Setelah pelaksanaan debat pilpres pada Sabtu (30/3/2019) malam antara Capres Jokowi dengan capres Prabowo, penulis menyusun artikel ini  untuk menanggapi ucapan capres Prabowo  yang menilai kondisi pertahanan dan keamanan Indonesia berada pada titik yang lemah dan juga rapuh.
Dengan pertahanan dan keamanan negara yang rapuh ini, kata Prabowo, Indonesia tidak memiliki kekuatan militer yang kuat untuk bisa mengantisipasi gangguan yang mengancam kedaulatan negara.
Dia juga mengatakan bahwa politik diplomasi luar negeri yang bagus pun tidak akan ada artinya, kalau pertahanan dan keamanan negara masih dalam kondisi jauh dari yang diharapkan.
Sebagai penulis yang khusus menganalisis masalah hankam dari persepsi intelijen, selain  masalah politik, kedirgantaraan, dan budaya, penulis sangat menyayangkan ucapan tersebut, rasanya kurang pas dan kurang memperhitungkan side effect sebagai capres.

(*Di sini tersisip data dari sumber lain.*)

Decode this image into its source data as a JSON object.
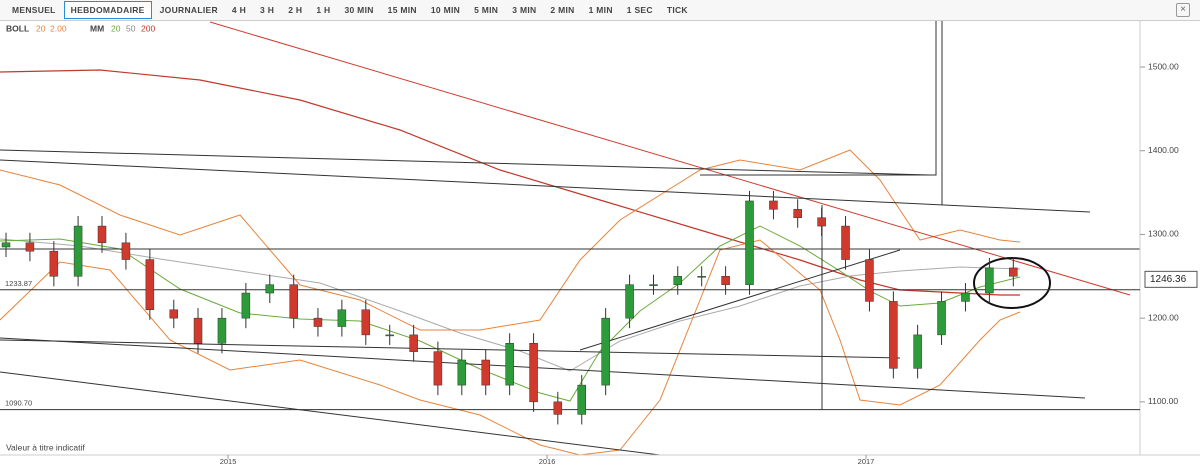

Prabowo kini mendapat sanggahan dari senior dan temannya, Menkopolhukam Wiranto menanggapi dengan keras, dan demikian juga Menhan Ryamizard Ryacudu yang sering ceplas ceplos terukur, menyatakan tersinggung sebagai Menhan.
Tentang yang dikatakan soal budaya ABS di TNI, soal ucapan yang oleh komunitas purnawirawan dinilai sombong, penulis tidak akan membahas. Tulisan ini fokus memberi gambaran bahwa dengan alutsista dan penyiapan sumber daya manusia, kita tidak lemah dan rapuh.
Penulis memahami dalam persaingan pilpres saat ini, kalau Prabowo sebagai penantang petahana ingin dinilai memiliki rencana hebat bila menang, dia akan menyebutkan apa yang kurang, jelek atau lemah dari petahana. Tapi ada yang masalah prinsip yang dilupakannya.
Sebagai seorang yang pernah tugas di TNI, jangan sentuh dengan nada negatif masalah pertahanan dan TNI, institusi terhormat dimana dia pernah berkarier, dapat pangkat, jabatan, kehormatan, makan nasi TNI dan segala tetek bengeknya. TNI sejak kita merdeka selalu menjadi tulang punggung dalam menjaga negara.